Local history: How a Halifax woman helped reform Canadian prisons

In its day, Isabel Macneill House in Kingston, Ont. was Canada's only minimum-security prison for women. Photo: Wikimedia Commons
By Dorothy Grant 24 January 2022 Share this story
In a field where few women ventured, Isabel Macneill helped bring the justice system into the modern era
Isabel Janet Macneill’s military achievement is as impressive as her later career in the justice system. Born in Halifax in June 1908, she was quick to sign up for the Women’s Royal Canadian Naval Service when the Second World War broke out. She soon became commanding officer of HMCS Conestoga, a naval shore establishment in Galt, Ont. She was the first woman in the British Empire to hold such a post.
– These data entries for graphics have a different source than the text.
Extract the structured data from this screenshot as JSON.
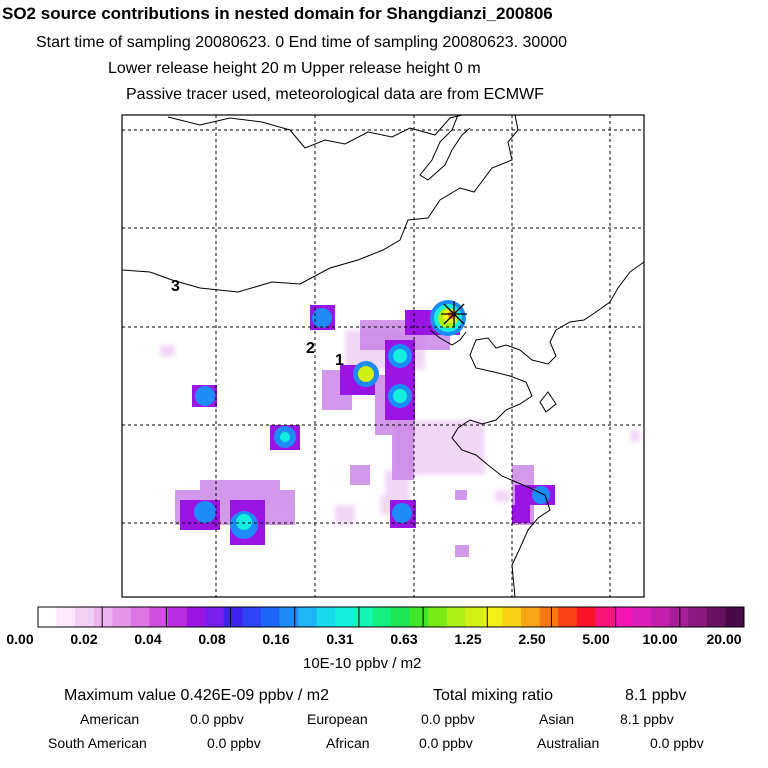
{
  "header": {
    "title": "SO2 source contributions in nested domain for Shangdianzi_200806",
    "line2": "Start time of sampling 20080623.     0     End time of sampling 20080623. 30000",
    "line3": "Lower release height   20 m          Upper release height    0 m",
    "line4": "Passive tracer used, meteorological data are from ECMWF"
  },
  "map": {
    "receptor_marker": "asterisk-icon",
    "region_labels": [
      "3",
      "2",
      "1"
    ]
  },
  "colorbar": {
    "tick_labels": [
      "0.00",
      "0.02",
      "0.04",
      "0.08",
      "0.16",
      "0.31",
      "0.63",
      "1.25",
      "2.50",
      "5.00",
      "10.00",
      "20.00"
    ],
    "colors": [
      "#ffffff",
      "#fbe8fb",
      "#f5d0f5",
      "#eeb4f0",
      "#e596ea",
      "#dd76e4",
      "#cf50de",
      "#bd2de0",
      "#9a14e4",
      "#7a1ef0",
      "#3c23f0",
      "#2d44f5",
      "#1e66f8",
      "#1e8cf8",
      "#1eb4f5",
      "#19d9ef",
      "#14f0e0",
      "#14f5b4",
      "#14f080",
      "#19e650",
      "#41e628",
      "#78eb14",
      "#aaf014",
      "#d2f014",
      "#f0f014",
      "#fad214",
      "#faa514",
      "#fa7814",
      "#fa4114",
      "#fa1428",
      "#fa1478",
      "#f514b4",
      "#dc1eb9",
      "#c31eae",
      "#a81e98",
      "#8a1a80",
      "#6a1262",
      "#4a0a48"
    ],
    "unit": "10E-10 ppbv / m2"
  },
  "stats": {
    "max_label": "Maximum value  0.426E-09 ppbv / m2",
    "total_label": "Total mixing ratio",
    "total_value": "8.1 ppbv",
    "row1": [
      {
        "label": "American",
        "value": "0.0 ppbv"
      },
      {
        "label": "European",
        "value": "0.0 ppbv"
      },
      {
        "label": "Asian",
        "value": "8.1 ppbv"
      }
    ],
    "row2": [
      {
        "label": "South American",
        "value": "0.0 ppbv"
      },
      {
        "label": "African",
        "value": "0.0 ppbv"
      },
      {
        "label": "Australian",
        "value": "0.0 ppbv"
      }
    ]
  }
}
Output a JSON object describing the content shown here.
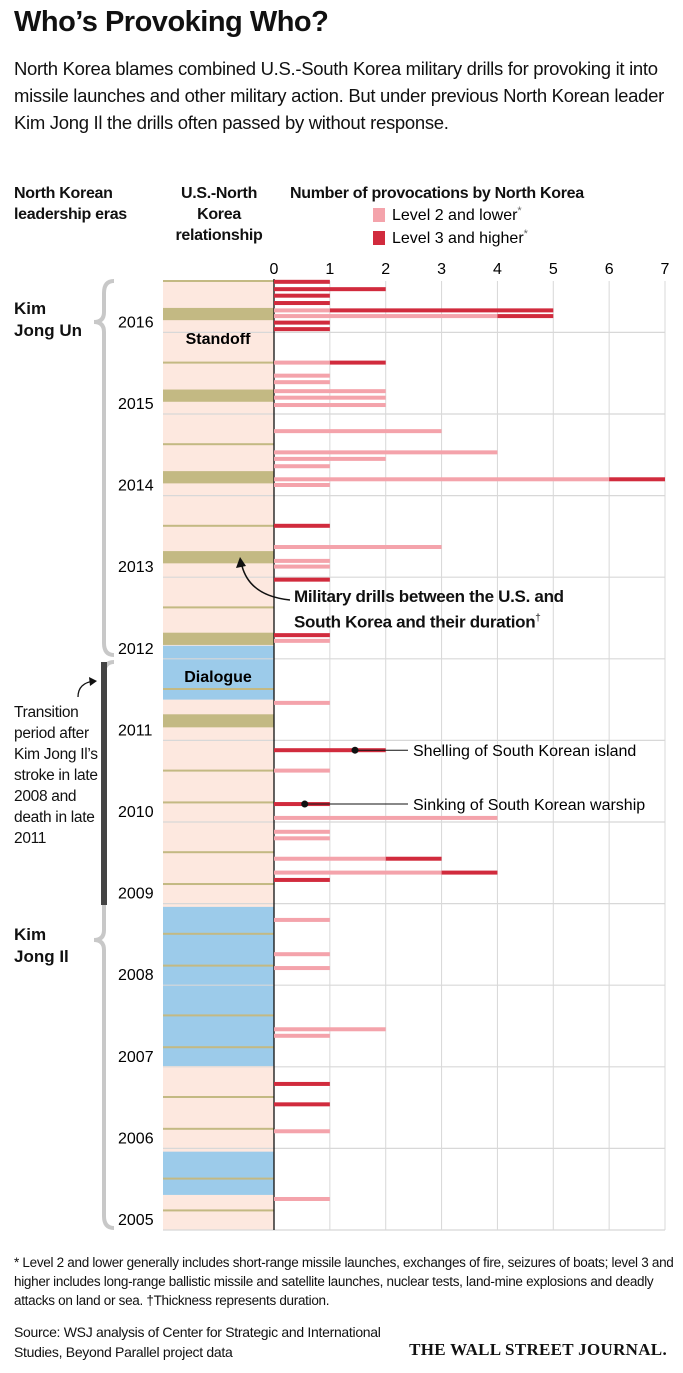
{
  "header": {
    "title": "Who’s Provoking Who?",
    "subtitle": "North Korea blames combined U.S.-South Korea military drills for provoking it into missile launches and other military action. But under previous North Korean leader Kim Jong Il the drills often passed by without response."
  },
  "column_headers": {
    "eras": "North Korean leadership eras",
    "relationship": "U.S.-North Korea relationship",
    "provocations": "Number of provocations by North Korea"
  },
  "chart_data": {
    "type": "bar",
    "orientation": "horizontal",
    "stacked": true,
    "series": [
      {
        "name": "Level 2 and lower",
        "marker": "*",
        "color": "#f4a3ab",
        "values": [
          0,
          0,
          0,
          0,
          1,
          4,
          0,
          0,
          1,
          1,
          1,
          2,
          2,
          2,
          3,
          4,
          2,
          1,
          6,
          1,
          0,
          3,
          1,
          1,
          0,
          0,
          1,
          1,
          0,
          1,
          0,
          4,
          1,
          1,
          2,
          3,
          0,
          1,
          1,
          1,
          2,
          1,
          0,
          0,
          1,
          1
        ]
      },
      {
        "name": "Level 3 and higher",
        "marker": "*",
        "color": "#d12b3d",
        "values": [
          1,
          2,
          1,
          1,
          4,
          1,
          1,
          1,
          1,
          0,
          0,
          0,
          0,
          0,
          0,
          0,
          0,
          0,
          1,
          0,
          1,
          0,
          0,
          0,
          1,
          1,
          0,
          0,
          2,
          0,
          1,
          0,
          0,
          0,
          1,
          1,
          1,
          0,
          0,
          0,
          0,
          0,
          1,
          1,
          0,
          0
        ]
      }
    ],
    "y": [
      2016.62,
      2016.53,
      2016.45,
      2016.36,
      2016.27,
      2016.2,
      2016.12,
      2016.04,
      2015.63,
      2015.47,
      2015.39,
      2015.28,
      2015.2,
      2015.11,
      2014.79,
      2014.53,
      2014.45,
      2014.36,
      2014.2,
      2014.13,
      2013.63,
      2013.37,
      2013.2,
      2013.13,
      2012.97,
      2012.29,
      2012.22,
      2011.46,
      2010.88,
      2010.63,
      2010.22,
      2010.05,
      2009.88,
      2009.8,
      2009.55,
      2009.38,
      2009.29,
      2008.8,
      2008.38,
      2008.21,
      2007.46,
      2007.38,
      2006.79,
      2006.54,
      2006.21,
      2005.38
    ],
    "xlim": [
      0,
      7
    ],
    "xticks": [
      0,
      1,
      2,
      3,
      4,
      5,
      6,
      7
    ],
    "ylim": [
      2005,
      2016.63
    ],
    "yticks": [
      2005,
      2006,
      2007,
      2008,
      2009,
      2010,
      2011,
      2012,
      2013,
      2014,
      2015,
      2016
    ],
    "grid": true,
    "relationship": {
      "standoff_label": "Standoff",
      "dialogue_label": "Dialogue",
      "standoff_color": "#fde8df",
      "dialogue_color": "#9ccbea",
      "drill_color": "#c3b983",
      "dialogue_periods": [
        [
          2011.5,
          2012.16
        ],
        [
          2007.01,
          2008.96
        ],
        [
          2005.43,
          2005.96
        ]
      ],
      "drills": [
        [
          2016.15,
          2016.3
        ],
        [
          2015.15,
          2015.3
        ],
        [
          2014.15,
          2014.3
        ],
        [
          2013.17,
          2013.32
        ],
        [
          2012.17,
          2012.32
        ],
        [
          2011.16,
          2011.32
        ],
        [
          2016.62,
          2016.64
        ],
        [
          2015.62,
          2015.64
        ],
        [
          2014.62,
          2014.64
        ],
        [
          2013.62,
          2013.64
        ],
        [
          2012.62,
          2012.64
        ],
        [
          2011.62,
          2011.64
        ],
        [
          2010.62,
          2010.64
        ],
        [
          2009.62,
          2009.64
        ],
        [
          2008.62,
          2008.64
        ],
        [
          2007.62,
          2007.64
        ],
        [
          2006.62,
          2006.64
        ],
        [
          2005.62,
          2005.64
        ],
        [
          2010.23,
          2010.25
        ],
        [
          2009.23,
          2009.25
        ],
        [
          2008.23,
          2008.25
        ],
        [
          2007.23,
          2007.25
        ],
        [
          2006.23,
          2006.25
        ],
        [
          2005.23,
          2005.25
        ]
      ]
    },
    "eras": [
      {
        "label": "Kim Jong Un"
      },
      {
        "label": "Kim Jong Il"
      }
    ],
    "transition": "Transition period after Kim Jong Il’s stroke in late 2008 and death in late 2011",
    "drill_note": {
      "text": "Military drills between the U.S. and South Korea and their duration",
      "marker": "†"
    },
    "annotations": [
      {
        "text": "Shelling of South Korean island",
        "x": 1.45,
        "y": 2010.88
      },
      {
        "text": "Sinking of South Korean warship",
        "x": 0.55,
        "y": 2010.22
      }
    ]
  },
  "footnote": "* Level 2 and lower generally includes short-range missile launches, exchanges of fire, seizures of boats; level 3 and higher includes long-range ballistic missile and satellite launches, nuclear tests, land-mine explosions and deadly attacks on land or sea. †Thickness represents duration.",
  "source": "Source: WSJ analysis of Center for Strategic and International Studies, Beyond Parallel project data",
  "logo": "THE WALL STREET JOURNAL."
}
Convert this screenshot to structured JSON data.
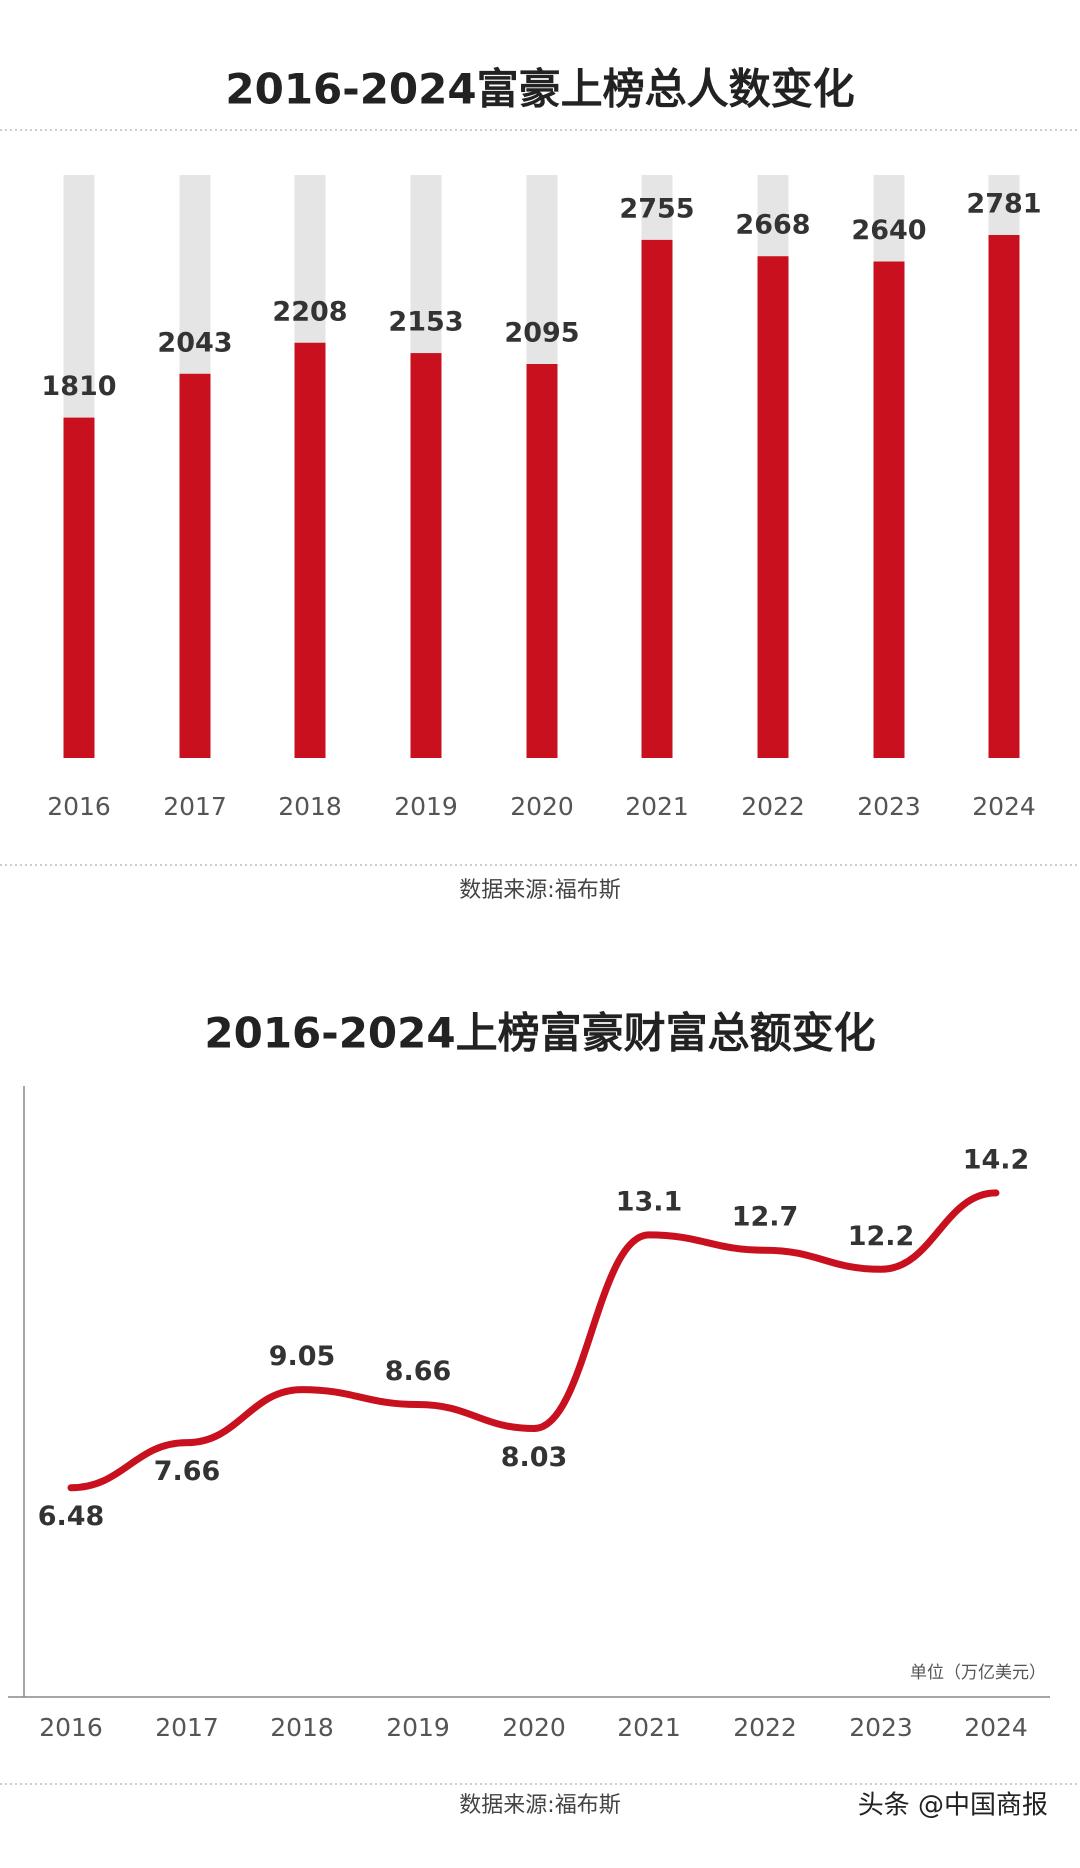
{
  "chart_data": [
    {
      "type": "bar",
      "title": "2016-2024富豪上榜总人数变化",
      "categories": [
        "2016",
        "2017",
        "2018",
        "2019",
        "2020",
        "2021",
        "2022",
        "2023",
        "2024"
      ],
      "values": [
        1810,
        2043,
        2208,
        2153,
        2095,
        2755,
        2668,
        2640,
        2781
      ],
      "color": "#c8101f",
      "track_color": "#e5e5e5",
      "ylim": [
        0,
        3100
      ],
      "source": "数据来源:福布斯"
    },
    {
      "type": "line",
      "title": "2016-2024上榜富豪财富总额变化",
      "categories": [
        "2016",
        "2017",
        "2018",
        "2019",
        "2020",
        "2021",
        "2022",
        "2023",
        "2024"
      ],
      "values": [
        6.48,
        7.66,
        9.05,
        8.66,
        8.03,
        13.1,
        12.7,
        12.2,
        14.2
      ],
      "color": "#c8101f",
      "ylim": [
        1,
        17
      ],
      "unit": "单位（万亿美元）",
      "source": "数据来源:福布斯"
    }
  ],
  "watermark": "头条 @中国商报"
}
But that was just the start of her trailblazing. After the war, the Conestoga building reverted to its old use, as a training school for delinquent girls. And by 1948, Macneill was back in command, this time as superintendent. Her charges included teenage girls (although some were as young as 10) deemed “incorrigible” — runaways, beggars, and truants.
During her six years there, Macneill transformed the organization, offering training and treatment, rather than just incarceration. She hired psychologists and sympathetic house supervisors. In 1953, she was awarded the Coronation Medal for her work at the school.

In 1959, Macneill went to Europe to study correctional facilities. The next year, she became superintendent of the federal prison for women in Kingston, Ont. The posting was another first for a Canadian woman. Her again, she preached her message of the justice system as an opportunity for rehabilitation.
Once again, she introduced a team approach, working with social workers, nurses, psychiatrists, and psychologists. Her reforms included temporary absence, prerelease programs, and increasing academic and vocational training. She even exchanged drab prison uniforms for more colourful and stylish ones.
Like many reformers, she met increasing resistance, and resigned in 1966 when her bosses resisted her steady efforts to make prison more humane.
Her work on behalf of vulnerable Canadians didn’t end, though.
In 1967, she lead a study on drug addiction for the Ontario Alcohol and Drug Addiction Research Foundation, working closed with addicted people (rather a novelty in policy development in those days), creating a report that lead directly to better treatment options in Canada.
She returned to Nova Scotia later in life, passing away in 1990, largely unknown to her fellow Haligonians despite the ongoing positive effects of her work.